Quorum Required
Quorum Needed for Business. "Unless otherwise provided in the articles or in the bylaws...an act or decision done or made by a majority of the directors present at a meeting duly held at which a quorum is present is the act of the board. The articles or bylaws may not provide that a lesser vote than a majority of the directors present at a meeting is the act of the board." (Corp. Code § 7211(a)(8).)
Quorum Defined. A "quorum" of the board is the required minimum number of directors who must be present before the board may conduct business. (Robert's Rules, 11th ed., pp. 21, 345.) "In the absence of a quorum, any business transacted (except for the procedural actions noted in the next paragraph) is null and void." (Robert's Rules, p. 347.) Unless the articles of incorporation or bylaws state otherwise, "a majority of the number of directors authorized in the bylaws constitutes a quorum of the board for the transaction of business." (Corp. Code § 7211(a)(7).) A vacancy on the board does not change the number of directors needed to make a quorum--the board needs a majority of the number authorized in the bylaws, not a majority of actual directors. For example, if the bylaws call for a board of five directors, the quorum is three. If two directors resign, the quorum requirement for the three remaining directors is still three. If three out of five directors resign, the two remaining directors cannot conduct business because they do not constitute a quorum.
Loss of a Quorum. An act or decision done or made by a majority of the directors present at a meeting duly held at which a quorum is present is the act of the board. The articles of incorporation or bylaws may not provide that a lesser vote than a majority of the directors present at a meeting is the act of the board. A meeting at which a quorum is initially present may continue to transact business notwithstanding the withdrawal of directors, if any action taken is approved by at least a majority of the required quorum for that meeting, or a greater number required by this division, the articles or the bylaws. (Corp. Code § 7211(a)(8).) For example, a board of five directors needs three to establish a quorum. It then needs two of the three to approve any motion. If one of the three leaves the meeting, business may continue as long as the remaining two directors vote in unison. This can lead to mischief with only two directors making decisions for the entire board. When this happens, a special meeting might need to be called at which all directors are present so they can reverse the decisions of the two directors.
Duty to Attend
Directors have a nondelegable duty to attend board meetings. Missing an occasional meeting is not a problem but habitually missing meetings or refusing to attend is a breach of their fiduciary duties.
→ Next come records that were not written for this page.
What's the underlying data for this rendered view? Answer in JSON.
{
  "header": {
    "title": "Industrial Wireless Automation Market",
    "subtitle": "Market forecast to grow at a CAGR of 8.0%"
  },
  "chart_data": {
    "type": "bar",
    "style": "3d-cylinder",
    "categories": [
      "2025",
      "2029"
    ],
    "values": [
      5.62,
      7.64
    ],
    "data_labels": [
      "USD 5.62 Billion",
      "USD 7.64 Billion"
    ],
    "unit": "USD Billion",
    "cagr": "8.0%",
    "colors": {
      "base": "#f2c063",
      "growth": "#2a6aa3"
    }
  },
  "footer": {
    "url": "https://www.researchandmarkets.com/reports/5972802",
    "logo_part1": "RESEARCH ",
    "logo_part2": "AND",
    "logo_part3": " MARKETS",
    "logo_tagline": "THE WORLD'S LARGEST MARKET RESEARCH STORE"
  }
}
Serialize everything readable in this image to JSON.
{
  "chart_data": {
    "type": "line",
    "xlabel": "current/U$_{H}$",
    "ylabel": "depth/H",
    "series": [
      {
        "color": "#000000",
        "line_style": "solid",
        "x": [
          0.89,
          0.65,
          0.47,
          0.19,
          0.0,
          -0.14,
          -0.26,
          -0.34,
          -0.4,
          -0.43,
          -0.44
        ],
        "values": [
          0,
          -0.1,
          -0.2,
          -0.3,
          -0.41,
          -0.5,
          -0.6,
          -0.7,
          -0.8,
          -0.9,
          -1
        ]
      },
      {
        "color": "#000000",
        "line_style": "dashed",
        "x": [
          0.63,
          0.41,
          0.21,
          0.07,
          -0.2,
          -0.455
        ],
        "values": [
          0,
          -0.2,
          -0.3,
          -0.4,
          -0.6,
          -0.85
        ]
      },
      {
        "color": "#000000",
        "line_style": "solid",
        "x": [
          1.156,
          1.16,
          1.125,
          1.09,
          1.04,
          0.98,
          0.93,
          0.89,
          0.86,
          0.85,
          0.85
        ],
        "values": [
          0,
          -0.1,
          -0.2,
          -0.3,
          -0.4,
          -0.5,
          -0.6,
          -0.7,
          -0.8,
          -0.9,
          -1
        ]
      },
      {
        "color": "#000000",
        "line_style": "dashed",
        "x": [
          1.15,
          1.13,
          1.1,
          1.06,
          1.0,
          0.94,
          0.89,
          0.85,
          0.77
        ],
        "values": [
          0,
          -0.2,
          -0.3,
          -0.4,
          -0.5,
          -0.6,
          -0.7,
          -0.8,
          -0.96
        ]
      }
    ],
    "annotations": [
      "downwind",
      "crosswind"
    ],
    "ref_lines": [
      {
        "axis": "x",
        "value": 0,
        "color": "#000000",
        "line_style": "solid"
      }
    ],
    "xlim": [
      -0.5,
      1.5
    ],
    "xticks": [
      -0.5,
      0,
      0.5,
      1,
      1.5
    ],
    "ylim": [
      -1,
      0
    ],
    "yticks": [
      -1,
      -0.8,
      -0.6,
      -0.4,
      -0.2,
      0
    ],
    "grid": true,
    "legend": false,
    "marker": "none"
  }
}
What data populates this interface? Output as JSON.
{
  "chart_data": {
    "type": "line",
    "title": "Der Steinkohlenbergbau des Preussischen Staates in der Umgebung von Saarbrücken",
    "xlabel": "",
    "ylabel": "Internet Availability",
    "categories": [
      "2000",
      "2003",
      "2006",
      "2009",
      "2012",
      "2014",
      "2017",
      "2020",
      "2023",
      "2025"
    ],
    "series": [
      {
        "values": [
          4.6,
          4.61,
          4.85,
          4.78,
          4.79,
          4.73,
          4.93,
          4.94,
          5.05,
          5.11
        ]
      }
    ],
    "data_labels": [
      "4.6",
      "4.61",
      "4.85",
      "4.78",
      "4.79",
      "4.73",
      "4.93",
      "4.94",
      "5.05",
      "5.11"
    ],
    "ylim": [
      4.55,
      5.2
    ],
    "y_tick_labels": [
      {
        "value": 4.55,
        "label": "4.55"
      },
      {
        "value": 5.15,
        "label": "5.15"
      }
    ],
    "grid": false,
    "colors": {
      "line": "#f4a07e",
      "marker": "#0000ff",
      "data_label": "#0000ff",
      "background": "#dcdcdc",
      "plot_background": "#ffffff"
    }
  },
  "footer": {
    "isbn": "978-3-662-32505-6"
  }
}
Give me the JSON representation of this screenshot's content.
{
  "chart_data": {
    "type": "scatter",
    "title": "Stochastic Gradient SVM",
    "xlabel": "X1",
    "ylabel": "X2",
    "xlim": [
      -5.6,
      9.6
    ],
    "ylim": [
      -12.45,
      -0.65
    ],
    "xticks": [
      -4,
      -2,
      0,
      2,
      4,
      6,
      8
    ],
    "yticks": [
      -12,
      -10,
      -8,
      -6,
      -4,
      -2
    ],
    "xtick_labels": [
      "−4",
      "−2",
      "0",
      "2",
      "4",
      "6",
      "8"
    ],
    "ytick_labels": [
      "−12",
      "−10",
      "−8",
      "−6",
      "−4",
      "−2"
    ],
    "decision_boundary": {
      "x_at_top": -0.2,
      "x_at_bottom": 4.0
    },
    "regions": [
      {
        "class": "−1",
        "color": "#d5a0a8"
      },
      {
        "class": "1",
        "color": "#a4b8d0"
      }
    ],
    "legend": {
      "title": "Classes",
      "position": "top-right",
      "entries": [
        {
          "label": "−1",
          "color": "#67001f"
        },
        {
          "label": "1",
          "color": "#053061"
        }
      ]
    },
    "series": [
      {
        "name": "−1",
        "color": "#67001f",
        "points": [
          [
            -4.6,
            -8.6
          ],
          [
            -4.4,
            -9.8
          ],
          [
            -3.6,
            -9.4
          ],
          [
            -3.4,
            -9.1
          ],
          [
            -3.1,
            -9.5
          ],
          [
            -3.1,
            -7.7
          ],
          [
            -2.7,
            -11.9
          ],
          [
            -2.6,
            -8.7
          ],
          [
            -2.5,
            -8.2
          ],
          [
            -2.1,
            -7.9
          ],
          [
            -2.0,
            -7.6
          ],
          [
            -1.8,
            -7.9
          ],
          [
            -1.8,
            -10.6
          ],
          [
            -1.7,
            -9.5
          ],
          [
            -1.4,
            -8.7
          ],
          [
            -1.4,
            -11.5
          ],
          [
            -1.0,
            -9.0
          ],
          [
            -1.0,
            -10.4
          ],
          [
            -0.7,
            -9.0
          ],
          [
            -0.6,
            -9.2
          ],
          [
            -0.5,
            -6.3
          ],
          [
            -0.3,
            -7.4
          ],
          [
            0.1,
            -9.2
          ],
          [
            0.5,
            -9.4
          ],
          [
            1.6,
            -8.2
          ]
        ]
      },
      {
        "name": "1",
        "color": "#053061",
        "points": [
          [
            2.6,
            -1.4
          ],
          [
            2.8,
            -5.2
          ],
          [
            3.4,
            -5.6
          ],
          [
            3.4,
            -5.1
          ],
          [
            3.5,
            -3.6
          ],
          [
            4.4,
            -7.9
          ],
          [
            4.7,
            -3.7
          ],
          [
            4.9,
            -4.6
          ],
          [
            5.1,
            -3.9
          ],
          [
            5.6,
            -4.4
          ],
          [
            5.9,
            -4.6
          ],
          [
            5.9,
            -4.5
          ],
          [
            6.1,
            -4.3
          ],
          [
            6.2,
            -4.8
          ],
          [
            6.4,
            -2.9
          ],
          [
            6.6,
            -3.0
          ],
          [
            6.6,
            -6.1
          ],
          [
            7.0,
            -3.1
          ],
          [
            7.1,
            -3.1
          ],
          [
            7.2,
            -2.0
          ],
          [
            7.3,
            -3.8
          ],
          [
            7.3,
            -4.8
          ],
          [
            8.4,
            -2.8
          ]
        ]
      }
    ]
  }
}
Under Corporations Code § 7231(a) "A director shall perform the duties of a director . . ." Under the Davis-Stirling Act, directors have a further duty to monitor the association's finances (Civ. Code § 5500). His failure to attend meetings means he is missing the treasurer's report, not reviewing financial records, and not asking questions about finances--a further breach of his fiduciary duties. A person who consents to being a director and then refuses to participate loses the protections of Civil Code § 5800. As such, the problem director may face personal liability if something happens.
Director Proxies Not Allowed. Board members cannot send someone else in their place to attend board meetings and vote. It does not matter whether they have a signed power of attorney or not. A director's duty to attend board meetings and vote on board issues is nondelegable, i.e., it cannot be delegated or assigned to others.
Bylaw Amendment. As provided for in Corporations Code § 7151, the membership can (i) prescribe qualifications for directors, including meeting attendance, and (ii) give your board the power to declare vacant the seat of any director who fails to meet those qualifications.
Attendance by Phone. Directors can attend meetings by telephone provided all directors can hear and participate in discussions. (Corp. Code § 7211(a)(6); Civ. Code § 4090(b).) There is no reason for directors to miss meetings since conference phones are inexpensive--including conference speakers for cell phones.
Filling Empty Seats
If enough seats become vacant (through death, resignation or disqualification) such that there are not enough directors to meet quorum, the remaining directors are allowed to appoint up to three directors to fill empty seats. There are two exceptions to the power of the remaining directors to appointment replacements:
- The bylaws do not allow for appoints and require that all seats be filled by special election of the membership; or
- The vacancies were caused by action of the membership (a recall), rather than by death or resignation of directors.